There are still many positive elements to this device. For example, I am hopeful that gaming on the iPad takes a control approach totally different from the iPhone/iPod. But, this will take time and sufficient hardware saturation to make the investment in iPad-specific games worthwhile. For me, load the thing up with a solid Photoshop alternative and I’m nearly sold on the thing as an on-the-go photo editing studio! These are my two areas of interest in the device, primarily media/entertainment consumption/editing, and these will likely be the reasons that lead me to purchase one (if I do so – probably 2nd gen).
However, it is just that entertainment angle that also leaves me so, so sorely disappointed with Apple. The lack of Flash compatibility is a major roadblock to enjoying video content online ON ANY DEVICE. This is true of my 1st gen. Macbook Air (seriously great aside from Flash), just like it is for my iPhone, just like many netbooks, a class of device that Steve even called out by name yesterday but cannot top with his own device! Not having solid Flash support hurts. Flash would allow an iPad to access all the many thousands of online video channels that already exist. Flash is what plugs a user into online video these days, period. Changing this is good, but today it is how it is.

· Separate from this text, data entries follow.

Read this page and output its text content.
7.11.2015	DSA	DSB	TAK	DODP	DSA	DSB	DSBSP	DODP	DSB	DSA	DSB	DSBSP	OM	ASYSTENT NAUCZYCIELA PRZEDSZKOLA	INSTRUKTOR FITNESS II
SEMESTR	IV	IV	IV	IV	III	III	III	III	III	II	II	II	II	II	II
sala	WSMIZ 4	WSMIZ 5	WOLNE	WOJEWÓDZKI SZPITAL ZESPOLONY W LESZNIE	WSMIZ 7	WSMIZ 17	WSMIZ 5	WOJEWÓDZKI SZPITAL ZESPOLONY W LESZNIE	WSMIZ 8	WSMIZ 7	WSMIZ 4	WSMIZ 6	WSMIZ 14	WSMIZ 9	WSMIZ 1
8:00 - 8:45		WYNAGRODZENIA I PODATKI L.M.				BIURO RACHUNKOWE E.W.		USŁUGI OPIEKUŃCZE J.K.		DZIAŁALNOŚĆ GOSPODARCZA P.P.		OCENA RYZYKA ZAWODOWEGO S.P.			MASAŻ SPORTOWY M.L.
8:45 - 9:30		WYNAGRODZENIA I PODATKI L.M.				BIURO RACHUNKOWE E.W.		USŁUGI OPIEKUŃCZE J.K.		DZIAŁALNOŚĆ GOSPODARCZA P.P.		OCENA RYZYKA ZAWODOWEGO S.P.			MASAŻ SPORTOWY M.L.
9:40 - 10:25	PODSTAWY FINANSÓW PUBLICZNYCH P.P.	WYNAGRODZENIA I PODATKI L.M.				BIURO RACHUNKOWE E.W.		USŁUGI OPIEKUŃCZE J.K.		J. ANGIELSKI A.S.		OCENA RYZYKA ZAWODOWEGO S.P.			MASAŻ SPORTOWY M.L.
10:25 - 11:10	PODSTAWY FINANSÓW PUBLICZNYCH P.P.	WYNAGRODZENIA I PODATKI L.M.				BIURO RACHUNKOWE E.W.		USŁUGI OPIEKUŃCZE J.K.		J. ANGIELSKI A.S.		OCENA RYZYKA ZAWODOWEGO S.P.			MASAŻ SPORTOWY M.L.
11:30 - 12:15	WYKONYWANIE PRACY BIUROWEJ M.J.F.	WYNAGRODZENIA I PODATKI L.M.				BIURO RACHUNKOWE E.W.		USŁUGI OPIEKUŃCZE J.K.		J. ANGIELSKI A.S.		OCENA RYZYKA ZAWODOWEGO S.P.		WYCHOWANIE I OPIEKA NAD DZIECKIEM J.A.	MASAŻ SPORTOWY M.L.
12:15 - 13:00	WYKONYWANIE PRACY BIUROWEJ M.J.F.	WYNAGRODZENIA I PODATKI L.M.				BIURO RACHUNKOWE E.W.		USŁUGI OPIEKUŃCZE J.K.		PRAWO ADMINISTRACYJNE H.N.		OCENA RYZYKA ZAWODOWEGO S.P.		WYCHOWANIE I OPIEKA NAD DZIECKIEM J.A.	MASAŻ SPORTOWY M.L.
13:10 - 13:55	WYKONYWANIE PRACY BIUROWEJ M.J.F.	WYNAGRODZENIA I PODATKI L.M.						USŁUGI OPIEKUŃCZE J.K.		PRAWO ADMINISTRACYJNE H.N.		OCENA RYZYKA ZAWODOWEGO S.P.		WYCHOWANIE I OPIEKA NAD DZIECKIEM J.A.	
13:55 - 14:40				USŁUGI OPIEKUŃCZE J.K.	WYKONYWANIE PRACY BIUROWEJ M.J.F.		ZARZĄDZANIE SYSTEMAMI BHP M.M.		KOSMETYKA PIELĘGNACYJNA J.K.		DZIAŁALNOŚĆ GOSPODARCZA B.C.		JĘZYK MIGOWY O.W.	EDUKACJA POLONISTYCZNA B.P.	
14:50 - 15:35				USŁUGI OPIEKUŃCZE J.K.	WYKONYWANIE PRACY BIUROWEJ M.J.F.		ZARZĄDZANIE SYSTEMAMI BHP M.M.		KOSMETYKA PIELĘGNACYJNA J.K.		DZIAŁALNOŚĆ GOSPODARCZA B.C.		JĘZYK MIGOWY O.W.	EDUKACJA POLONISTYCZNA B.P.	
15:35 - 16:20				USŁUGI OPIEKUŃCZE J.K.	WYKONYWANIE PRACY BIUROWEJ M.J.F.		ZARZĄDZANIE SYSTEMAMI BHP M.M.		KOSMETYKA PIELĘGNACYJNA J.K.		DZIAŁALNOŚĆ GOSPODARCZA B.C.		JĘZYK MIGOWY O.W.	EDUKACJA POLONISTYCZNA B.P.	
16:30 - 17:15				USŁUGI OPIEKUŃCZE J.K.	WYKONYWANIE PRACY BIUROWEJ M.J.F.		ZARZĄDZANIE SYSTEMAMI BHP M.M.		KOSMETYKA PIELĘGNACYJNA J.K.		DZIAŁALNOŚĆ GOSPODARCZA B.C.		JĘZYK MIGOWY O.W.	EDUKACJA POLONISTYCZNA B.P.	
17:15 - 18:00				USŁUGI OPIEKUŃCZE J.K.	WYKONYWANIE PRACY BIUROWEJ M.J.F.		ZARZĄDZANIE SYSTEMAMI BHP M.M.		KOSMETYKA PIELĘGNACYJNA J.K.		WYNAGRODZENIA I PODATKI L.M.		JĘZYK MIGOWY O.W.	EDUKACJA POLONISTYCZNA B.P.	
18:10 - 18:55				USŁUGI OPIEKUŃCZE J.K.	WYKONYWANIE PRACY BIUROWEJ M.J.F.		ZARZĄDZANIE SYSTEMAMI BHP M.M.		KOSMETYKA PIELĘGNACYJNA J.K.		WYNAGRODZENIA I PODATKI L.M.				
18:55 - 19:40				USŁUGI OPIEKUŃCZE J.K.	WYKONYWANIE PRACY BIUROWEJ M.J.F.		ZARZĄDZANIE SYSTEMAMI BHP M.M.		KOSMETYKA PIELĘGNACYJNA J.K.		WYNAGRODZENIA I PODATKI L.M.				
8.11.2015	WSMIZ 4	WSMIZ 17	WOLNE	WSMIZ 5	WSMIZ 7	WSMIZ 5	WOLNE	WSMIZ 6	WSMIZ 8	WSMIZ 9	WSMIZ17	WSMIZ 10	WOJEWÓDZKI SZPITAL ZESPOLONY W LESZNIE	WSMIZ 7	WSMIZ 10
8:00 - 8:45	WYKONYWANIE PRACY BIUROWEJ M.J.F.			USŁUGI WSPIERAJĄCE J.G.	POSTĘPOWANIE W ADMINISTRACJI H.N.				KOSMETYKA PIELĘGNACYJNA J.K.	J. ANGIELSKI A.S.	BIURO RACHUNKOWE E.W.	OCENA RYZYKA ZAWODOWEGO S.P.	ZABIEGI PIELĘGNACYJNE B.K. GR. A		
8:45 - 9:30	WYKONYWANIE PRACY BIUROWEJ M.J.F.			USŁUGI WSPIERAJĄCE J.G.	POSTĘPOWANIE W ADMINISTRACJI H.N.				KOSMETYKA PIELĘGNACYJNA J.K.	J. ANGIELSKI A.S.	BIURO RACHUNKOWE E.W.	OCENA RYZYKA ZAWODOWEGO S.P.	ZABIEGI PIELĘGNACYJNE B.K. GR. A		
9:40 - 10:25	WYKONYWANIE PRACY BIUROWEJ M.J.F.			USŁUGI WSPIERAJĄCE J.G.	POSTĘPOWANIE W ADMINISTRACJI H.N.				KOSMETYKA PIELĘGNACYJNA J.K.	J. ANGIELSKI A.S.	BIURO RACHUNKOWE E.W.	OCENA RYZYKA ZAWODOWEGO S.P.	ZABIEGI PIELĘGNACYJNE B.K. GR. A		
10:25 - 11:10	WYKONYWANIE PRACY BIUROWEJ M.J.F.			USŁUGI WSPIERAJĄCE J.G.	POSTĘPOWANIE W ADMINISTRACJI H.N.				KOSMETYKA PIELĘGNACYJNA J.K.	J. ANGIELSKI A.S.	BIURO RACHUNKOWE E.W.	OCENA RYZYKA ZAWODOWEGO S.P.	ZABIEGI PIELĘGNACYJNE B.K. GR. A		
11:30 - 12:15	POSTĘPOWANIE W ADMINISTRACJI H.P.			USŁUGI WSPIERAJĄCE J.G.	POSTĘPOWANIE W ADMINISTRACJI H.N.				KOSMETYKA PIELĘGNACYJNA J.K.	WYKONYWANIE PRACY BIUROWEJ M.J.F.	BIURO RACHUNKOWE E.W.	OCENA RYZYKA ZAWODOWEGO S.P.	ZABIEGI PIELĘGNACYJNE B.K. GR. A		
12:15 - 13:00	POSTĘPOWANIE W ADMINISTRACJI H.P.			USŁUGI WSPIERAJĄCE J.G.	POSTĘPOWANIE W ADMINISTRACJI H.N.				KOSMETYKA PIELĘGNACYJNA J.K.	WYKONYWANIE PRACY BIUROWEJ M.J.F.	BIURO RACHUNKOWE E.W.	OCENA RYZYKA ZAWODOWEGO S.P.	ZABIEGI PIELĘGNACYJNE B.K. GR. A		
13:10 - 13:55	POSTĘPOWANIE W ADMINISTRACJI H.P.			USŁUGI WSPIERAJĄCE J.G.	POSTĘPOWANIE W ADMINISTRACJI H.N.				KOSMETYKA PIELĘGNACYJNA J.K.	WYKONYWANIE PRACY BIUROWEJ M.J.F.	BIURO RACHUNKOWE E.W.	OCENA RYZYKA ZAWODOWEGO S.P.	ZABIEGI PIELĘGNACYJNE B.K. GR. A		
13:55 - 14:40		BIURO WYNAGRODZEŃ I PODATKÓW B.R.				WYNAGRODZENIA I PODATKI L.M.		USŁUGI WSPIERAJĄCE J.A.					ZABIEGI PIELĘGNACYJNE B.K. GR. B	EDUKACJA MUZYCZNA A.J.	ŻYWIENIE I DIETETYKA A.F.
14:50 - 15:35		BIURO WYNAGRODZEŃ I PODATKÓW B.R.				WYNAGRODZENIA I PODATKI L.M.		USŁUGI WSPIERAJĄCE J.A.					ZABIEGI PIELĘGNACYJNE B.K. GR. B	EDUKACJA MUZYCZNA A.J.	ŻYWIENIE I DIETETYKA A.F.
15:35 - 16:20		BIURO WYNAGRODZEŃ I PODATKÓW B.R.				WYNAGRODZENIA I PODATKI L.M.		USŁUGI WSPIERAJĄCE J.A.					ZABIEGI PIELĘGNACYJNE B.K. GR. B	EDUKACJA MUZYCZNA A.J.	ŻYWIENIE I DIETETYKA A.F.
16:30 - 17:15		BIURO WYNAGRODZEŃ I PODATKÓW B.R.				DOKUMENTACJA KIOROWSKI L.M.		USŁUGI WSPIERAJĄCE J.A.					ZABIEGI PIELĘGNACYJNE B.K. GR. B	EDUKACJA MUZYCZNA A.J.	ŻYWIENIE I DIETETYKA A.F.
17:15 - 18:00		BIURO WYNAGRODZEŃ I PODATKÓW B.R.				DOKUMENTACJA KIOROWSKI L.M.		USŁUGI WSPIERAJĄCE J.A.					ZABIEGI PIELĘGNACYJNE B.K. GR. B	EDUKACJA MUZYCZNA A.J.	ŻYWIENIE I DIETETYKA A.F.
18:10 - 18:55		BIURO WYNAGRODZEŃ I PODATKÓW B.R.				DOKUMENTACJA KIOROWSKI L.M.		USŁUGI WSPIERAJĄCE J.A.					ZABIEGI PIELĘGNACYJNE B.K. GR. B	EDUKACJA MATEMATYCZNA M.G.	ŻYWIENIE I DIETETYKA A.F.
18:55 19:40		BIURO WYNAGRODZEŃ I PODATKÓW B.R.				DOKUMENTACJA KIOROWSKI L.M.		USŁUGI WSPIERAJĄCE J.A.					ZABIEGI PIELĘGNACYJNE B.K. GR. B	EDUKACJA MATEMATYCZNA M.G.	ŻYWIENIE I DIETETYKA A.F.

And here’s what so many of us have forgotten about Apple, as both a hardware device maker and a content distributor they will do all they can to keep us beholden to the iTunes experience. For as many technical problems that the lack of Flash may present (i’ll leave it to the more informed to specifically value these), the true keystone decision here is include flash and sell more hardware, or close out flash and sell more on iTunes. Over the long-term, I genuinely don’t know which is best for Apple, but I very clearly know what I want.
What would have been an amazing complement to an iPad would be iTunes Video subscriptions. Imagine paying Apple $30/month for unlimited streaming to one device and a handful of movie rentals. Apple fanboys always have more than just one device, so charge them more to support more. This all I could eat streaming to a tablet screen makes sense, and if I were Apple this is where I would push over the long-run. But, today is different. Adding more codec support and flash support would liberate the iPad from Apple’s shackles and make clear to many users the actual value of this new type of entertainment device. It was a mistake to highlight iWork, as touch typing in one’s lap is still an Achilles’ heel.